Another highly enriched function among the identified MDGs is DNA repair. Eight of the 24 MDGs: TP53, PTEN, RB1, FOXA1, BAP1, IDH1 and NF1 are known to play a role in DNA repair, when DNA repair is known to interact with chromatin remodeling. Studies of DNA repair have uncovered that many histone modifications occur after induction of a double-strand break [33]. TP53 binds to and regulates chromatin regulators, including the methyltransferases KMT2A and KMT2D and acetyltransferase KAT6A, resulting in genome-wide increases of histone methylation and acetylation [34]. RB1 is also known to bind to and regulate DNA methyltransferase, histone methyltransferases and histone acetyltransferase [35]. FOXA1 is a pioneer transcription factor whose recruitment to enhancers is associated with DNA demethylation and induction of histone H3 lysine 4 methylation at these enhancers [36, 37]. It was recently uncovered that FOXA1 interacts with components of DNA repair complexes and that the FOXA1-associated DNA repair complex is implicated in active DNA demethylation [38]. BAP1, which is critical for promoting DNA repair by homologous recombination [39], plays a key role in chromatin remodeling by mediating deubiquitination of histone H2A and HCFC1 [40]; IDH1 is classified as an epigenetic modifier in the review by Feinberg et al. [27] and its mutation is known to induce the genome-wide alterations in DNA methylation by inhibiting function of histone and DNA demethylases [41], which also impairs DNA repair [42]. NF1 is also known to participate in chromatin remodeling activities [43].

For the rest of the MDGs, there is evidence supporting many of their involvement in chromatin modification either by interacting with histone modification enzymes or chromatin remodeling complexes or with chromatin directly, such as CDH1 [44], CTNNB1 [45], EGFR [46], KEAP1 [47], NOTCH1 [48], STK11[49], and ZBTB20 [50]. Especially gene CIC, a transcription repressor in the central nervous system identified as the MDG in LGG, physically interacts with a histone methyltransferase KMT3A [51]. Note that CIC mutations are associated with hyper-methylation in LGG both among IDH1 wild-type tumors and IDH1 mutated tumors. Further studies are needed to investigate if the observed clinical and biological impact of CIC mutations in LGG is through hyper-methylation of the epigenome.

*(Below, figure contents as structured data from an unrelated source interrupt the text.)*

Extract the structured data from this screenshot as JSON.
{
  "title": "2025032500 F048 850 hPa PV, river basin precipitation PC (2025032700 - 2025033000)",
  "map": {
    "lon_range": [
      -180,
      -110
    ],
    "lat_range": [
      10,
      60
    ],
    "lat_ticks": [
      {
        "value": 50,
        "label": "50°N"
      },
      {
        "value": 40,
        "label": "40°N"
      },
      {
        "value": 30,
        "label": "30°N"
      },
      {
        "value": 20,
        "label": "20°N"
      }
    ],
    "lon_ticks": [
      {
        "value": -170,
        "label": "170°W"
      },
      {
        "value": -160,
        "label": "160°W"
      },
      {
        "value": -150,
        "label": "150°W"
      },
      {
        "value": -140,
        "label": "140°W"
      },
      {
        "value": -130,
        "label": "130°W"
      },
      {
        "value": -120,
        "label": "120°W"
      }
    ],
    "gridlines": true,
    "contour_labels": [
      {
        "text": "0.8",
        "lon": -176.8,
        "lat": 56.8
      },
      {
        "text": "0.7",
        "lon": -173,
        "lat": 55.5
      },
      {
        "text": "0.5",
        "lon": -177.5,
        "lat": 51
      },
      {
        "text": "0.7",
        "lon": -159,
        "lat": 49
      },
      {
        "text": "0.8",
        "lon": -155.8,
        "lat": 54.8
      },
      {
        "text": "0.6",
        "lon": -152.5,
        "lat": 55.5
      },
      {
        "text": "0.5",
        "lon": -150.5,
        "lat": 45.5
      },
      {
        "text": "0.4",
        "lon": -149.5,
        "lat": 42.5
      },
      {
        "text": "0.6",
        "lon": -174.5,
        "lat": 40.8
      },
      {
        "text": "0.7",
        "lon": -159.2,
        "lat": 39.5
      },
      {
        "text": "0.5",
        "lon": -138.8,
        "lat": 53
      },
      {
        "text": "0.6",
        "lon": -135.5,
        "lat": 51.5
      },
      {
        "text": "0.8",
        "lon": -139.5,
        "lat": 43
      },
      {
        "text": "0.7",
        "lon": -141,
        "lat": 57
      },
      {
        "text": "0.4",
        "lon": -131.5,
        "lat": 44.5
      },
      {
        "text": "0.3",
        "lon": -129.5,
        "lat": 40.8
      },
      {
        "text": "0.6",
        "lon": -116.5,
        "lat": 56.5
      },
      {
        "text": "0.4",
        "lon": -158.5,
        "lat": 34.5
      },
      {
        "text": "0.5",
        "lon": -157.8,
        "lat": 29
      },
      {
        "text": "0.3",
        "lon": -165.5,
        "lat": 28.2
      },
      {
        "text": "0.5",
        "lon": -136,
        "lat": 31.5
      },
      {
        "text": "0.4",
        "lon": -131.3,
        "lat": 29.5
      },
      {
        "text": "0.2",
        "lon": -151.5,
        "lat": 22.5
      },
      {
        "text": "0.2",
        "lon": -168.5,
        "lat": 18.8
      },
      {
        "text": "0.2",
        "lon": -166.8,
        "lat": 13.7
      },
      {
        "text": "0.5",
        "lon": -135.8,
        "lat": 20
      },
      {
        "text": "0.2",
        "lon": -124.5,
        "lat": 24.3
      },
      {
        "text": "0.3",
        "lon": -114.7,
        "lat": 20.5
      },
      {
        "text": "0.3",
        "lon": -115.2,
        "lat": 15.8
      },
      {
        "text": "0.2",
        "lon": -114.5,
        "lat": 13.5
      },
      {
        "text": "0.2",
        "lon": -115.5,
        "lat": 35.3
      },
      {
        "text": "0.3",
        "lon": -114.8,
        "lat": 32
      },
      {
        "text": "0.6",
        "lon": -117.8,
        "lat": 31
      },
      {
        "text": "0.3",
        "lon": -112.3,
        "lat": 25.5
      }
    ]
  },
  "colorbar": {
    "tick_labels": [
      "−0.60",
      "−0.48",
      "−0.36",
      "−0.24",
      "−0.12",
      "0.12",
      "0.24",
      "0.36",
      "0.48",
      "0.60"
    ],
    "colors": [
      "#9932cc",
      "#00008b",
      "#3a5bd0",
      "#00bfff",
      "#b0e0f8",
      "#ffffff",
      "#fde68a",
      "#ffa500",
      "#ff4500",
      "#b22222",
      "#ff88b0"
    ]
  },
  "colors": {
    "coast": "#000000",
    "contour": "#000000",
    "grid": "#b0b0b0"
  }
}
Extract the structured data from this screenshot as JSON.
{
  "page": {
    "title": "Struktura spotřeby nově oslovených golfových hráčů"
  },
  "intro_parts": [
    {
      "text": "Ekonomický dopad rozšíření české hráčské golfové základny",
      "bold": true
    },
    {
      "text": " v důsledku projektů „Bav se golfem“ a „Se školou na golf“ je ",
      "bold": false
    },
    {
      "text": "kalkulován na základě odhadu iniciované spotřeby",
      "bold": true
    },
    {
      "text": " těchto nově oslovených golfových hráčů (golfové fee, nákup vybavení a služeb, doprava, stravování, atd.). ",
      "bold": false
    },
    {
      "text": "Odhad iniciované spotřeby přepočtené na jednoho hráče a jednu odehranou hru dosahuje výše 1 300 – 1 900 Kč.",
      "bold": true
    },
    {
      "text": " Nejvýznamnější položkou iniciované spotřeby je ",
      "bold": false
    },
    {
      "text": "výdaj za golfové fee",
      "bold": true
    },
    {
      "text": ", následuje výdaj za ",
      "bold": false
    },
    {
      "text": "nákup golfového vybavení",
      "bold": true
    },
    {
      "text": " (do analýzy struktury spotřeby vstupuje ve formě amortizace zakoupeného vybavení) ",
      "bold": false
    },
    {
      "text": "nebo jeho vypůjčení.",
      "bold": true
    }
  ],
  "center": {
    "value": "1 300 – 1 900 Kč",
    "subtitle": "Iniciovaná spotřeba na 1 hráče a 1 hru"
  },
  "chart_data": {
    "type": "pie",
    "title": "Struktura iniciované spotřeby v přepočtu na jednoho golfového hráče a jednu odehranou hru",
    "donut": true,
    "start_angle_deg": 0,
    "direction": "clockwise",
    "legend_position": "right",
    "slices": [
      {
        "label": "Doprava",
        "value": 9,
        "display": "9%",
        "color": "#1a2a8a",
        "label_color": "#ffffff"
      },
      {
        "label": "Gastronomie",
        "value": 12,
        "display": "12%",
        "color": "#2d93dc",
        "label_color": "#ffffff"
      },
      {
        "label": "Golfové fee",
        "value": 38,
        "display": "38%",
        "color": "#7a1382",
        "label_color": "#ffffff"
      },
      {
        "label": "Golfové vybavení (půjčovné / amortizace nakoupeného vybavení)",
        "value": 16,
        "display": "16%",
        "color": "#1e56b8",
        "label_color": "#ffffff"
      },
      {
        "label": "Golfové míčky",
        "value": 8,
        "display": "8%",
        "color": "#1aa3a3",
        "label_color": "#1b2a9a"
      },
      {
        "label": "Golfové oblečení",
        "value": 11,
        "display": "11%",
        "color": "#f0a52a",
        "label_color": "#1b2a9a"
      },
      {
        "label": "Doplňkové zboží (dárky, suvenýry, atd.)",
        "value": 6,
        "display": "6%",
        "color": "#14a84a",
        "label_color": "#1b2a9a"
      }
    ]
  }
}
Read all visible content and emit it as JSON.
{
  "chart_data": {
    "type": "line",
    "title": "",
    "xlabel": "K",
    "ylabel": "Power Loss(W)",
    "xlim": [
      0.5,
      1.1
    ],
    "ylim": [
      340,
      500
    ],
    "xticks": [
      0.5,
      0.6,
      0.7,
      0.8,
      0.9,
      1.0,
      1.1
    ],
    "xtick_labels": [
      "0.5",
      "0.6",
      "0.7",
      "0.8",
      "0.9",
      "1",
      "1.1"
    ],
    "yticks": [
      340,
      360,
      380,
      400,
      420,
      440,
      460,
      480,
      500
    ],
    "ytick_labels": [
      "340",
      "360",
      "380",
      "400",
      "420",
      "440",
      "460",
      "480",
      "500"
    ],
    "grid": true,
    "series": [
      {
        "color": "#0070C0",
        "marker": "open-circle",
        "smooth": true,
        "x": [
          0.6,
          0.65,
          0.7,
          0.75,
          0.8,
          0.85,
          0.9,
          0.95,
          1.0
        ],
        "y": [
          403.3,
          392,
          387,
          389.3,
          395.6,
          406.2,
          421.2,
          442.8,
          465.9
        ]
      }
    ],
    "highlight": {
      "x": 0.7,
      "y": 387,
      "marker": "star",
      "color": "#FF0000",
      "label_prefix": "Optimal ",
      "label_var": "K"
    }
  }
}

In this study, we identified CDGs whose somatic mutations are associated with pan-cancer genome-wide methylation/expression changes by using a simple and straightforward method to compare methylation or expression levels between mutated and non-mutated groups of each CDG. We acknowledge that the difference between the two groups may be confounded by other factors, such as mutations in other genes as we observed for TP53 and IDH1 in LGG tumors. However, multivariate approaches such as regression models to control for other gene mutations may not be feasible for our purpose due to highly non-normal distribution of methylation levels and sparseness of mutations. Although we focused on associations of somatic mutations with genome-wide methylation and expression changes in this study, this approach can be readily modified to examine association between copy number variations or structural variations with genome-wide methylation and expression changes.

Conclusions

Our pan-cancer analysis examining connections between somatic mutation and DNA methylation/gene expression identified CDGs (32 MDGs and 29 EDGs) whose somatic mutations are associated with genome-wide methylation/expression changes across multiple cancer types. Many of the identified MDGs are either chromatin regulators or the ones that regulate the expression of or physically interact with chromatin regulators. Twenty-six out of the 29 EDGs overlap with the 32 MDGs. We further confirmed the enrichment of target gene patterns being hyper-methylated and down-regulated or hypo-methylated and up-regulated, by the 26 overlapping genes. These findings highlight that the dysregulation of chromatin regulation is an important mechanism that amplifies the impact of mutations in CDGs by global methylation and gene expression changes.